Np przy Leonie 2 w ogole nie musialam stosowac izolacji (ale w domu przed nim byla tylko Szara), bo on byl tak przyjaznie nastawiony, a ona tez nie agresorka, ze od razu po zwiedzeniu mieszkania sie polozyl przy niej i zaczl jej uszy myc. Oboje zero agresji, zero strachu, uprzejmosc. Jak ona miala dosc jegoz abiegow to sobie odchodzila a on to z pokora przyjmowal. Ale oczywiscie to rzadka sytuacja raczej, nie wolno traktowac jej jako norme.

Ogromnie mocno trzymam kciuki.

Re: Kociaki już rozrabiaki

PostNapisane: Wto cze 12, 2018 11:49
przez kociołkowo
Dzięki dziewczyny, będziem siem stosować. Drzwi od "spiżarni" mają taką dużą kratke, bo to drzwi z początku lat 80-tych więc mogą spokojnie się obserwować itp ale łapy nie przełożą w celu plaskacza, no to chyba będzie dobrze.

Re: Kociaki już rozrabiaki

PostNapisane: Wto cze 12, 2018 12:05
przez Wawe
Dobrze, że masz takie wolne pomieszczenie. :) U mnie za izolatkę robiły albo łazienka, albo kuchnia. ;)
Będzie dobrze! :ok: :ok: :ok:

Re: Kociaki już rozrabiaki

PostNapisane: Wto cze 12, 2018 12:58
przez ASK@
Wawe pisze:Dobrze, że masz takie wolne pomieszczenie. :) U mnie za izolatkę robiły albo łazienka, albo kuchnia. ;)
Będzie dobrze! :ok: :ok: :ok:

U mnie w porywie kociego sezonu , jedne siedziały w łazience. Inny...w brodziku tejże łazienki :mrgreen: Ciemnej i małej. Ale żyły. Sama kapiel czy inne oblucje były karkołomnym wyczynem dla domowników :smokin:

Re: Kociaki już rozrabiaki

PostNapisane: Wto cze 12, 2018 13:24
przez kociołkowo
ASK@ pisze:
Wawe pisze:Dobrze, że masz takie wolne pomieszczenie. :) U mnie za izolatkę robiły albo łazienka, albo kuchnia. ;)
Będzie dobrze! :ok: :ok: :ok:

U mnie w porywie kociego sezonu , jedne siedziały w łazience.
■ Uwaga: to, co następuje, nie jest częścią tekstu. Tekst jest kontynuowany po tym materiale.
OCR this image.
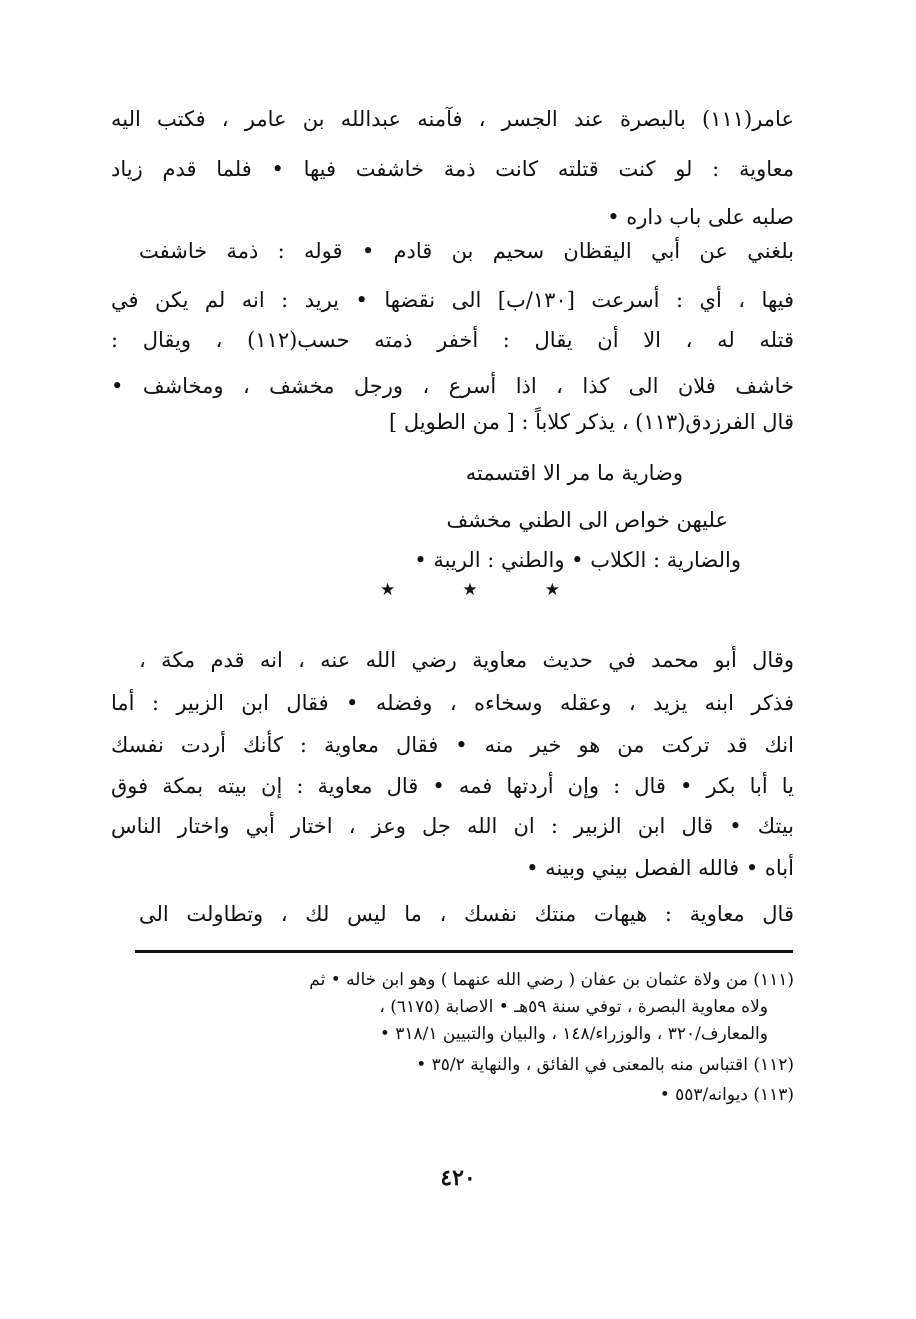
عامر(١١١) بالبصرة عند الجسر ، فآمنه عبدالله بن عامر ، فكتب اليه
معاوية : لو كنت قتلته كانت ذمة خاشفت فيها • فلما قدم زياد
صلبه على باب داره •
بلغني عن أبي اليقظان سحيم بن قادم • قوله : ذمة خاشفت
فيها ، أي : أسرعت [١٣٠/ب] الى نقضها • يريد : انه لم يكن في
قتله له ، الا أن يقال : أخفر ذمته حسب(١١٢) ، ويقال :
خاشف فلان الى كذا ، اذا أسرع ، ورجل مخشف ، ومخاشف •
قال الفرزدق(١١٣) ، يذكر كلاباً : [ من الطويل ]
وضارية ما مر الا اقتسمته
عليهن خواص الى الطني مخشف
والضارية : الكلاب • والطني : الريبة •
★	★	★
وقال أبو محمد في حديث معاوية رضي الله عنه ، انه قدم مكة ،
فذكر ابنه يزيد ، وعقله وسخاءه ، وفضله • فقال ابن الزبير : أما
انك قد تركت من هو خير منه • فقال معاوية : كأنك أردت نفسك
يا أبا بكر • قال : وإن أردتها فمه • قال معاوية : إن بيته بمكة فوق
بيتك • قال ابن الزبير : ان الله جل وعز ، اختار أبي واختار الناس
أباه • فالله الفصل بيني وبينه •
قال معاوية : هيهات منتك نفسك ، ما ليس لك ، وتطاولت الى
(١١١) من ولاة عثمان بن عفان ( رضي الله عنهما ) وهو ابن خاله • ثم
ولاه معاوية البصرة ، توفي سنة ٥٩هـ • الاصابة (٦١٧٥) ،
والمعارف/٣٢٠ ، والوزراء/١٤٨ ، والبيان والتبيين ٣١٨/١ •
(١١٢) اقتباس منه بالمعنى في الفائق ، والنهاية ٣٥/٢ •
(١١٣) ديوانه/٥٥٣ •
٤٢٠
Inny...w brodziku tejże łazienki :mrgreen: Ciemnej i małej. Ale żyły. Sama kapiel czy inne oblucje były karkołomnym wyczynem dla domowników :smokin:


No i kto tu na podziw zasługuje? Mnie piszecie żem dobry człowiek a przy was to...wcale mnie nie ma :mrgreen:

Re: Kociaki już rozrabiaki

PostNapisane: Wto cze 12, 2018 13:36
przez ewar
Kiedyś izolowałam w kuchni, ale teraz nie mogę, zostaje mi łazienka. Nigdy nie wiadomo, jak długo to potrwa, sprawdza się empirycznie. Miałam Bartusia, który tak nerwowo reagował na koty, że nawet kratkę w drzwiach kuchennych musiałam zakleić. Szału dostawał, kiedy widział nawet kawałek wibryska. Do kuchni musiałam wchodzić i zdarzało się, że Pszczółki, ciekawskie kotki tam się dostawały. One w ogóle Bartusia się nie bały, nie bały się zresztą niczego i kiedyś zaczęły bawić się jego torem z piłeczką. On je obserwował, bez agresji, a za jakiś czas się przyłączył. Wkrótce izolacja się skończyła, a Bartuś ma w DS-ie koleżankę, którą uwielbia, przytulają się, śpią na jednym posłanku, bawią się ...itd. A ja od początku szukałam mu domku, w którym byłby jedynakiem. Najwyraźniej trzeba czasu. Macie dobre podejście do zwierząt, to już zauważyłam, pies i koty fajne, nie przewiduję żadnych trudności.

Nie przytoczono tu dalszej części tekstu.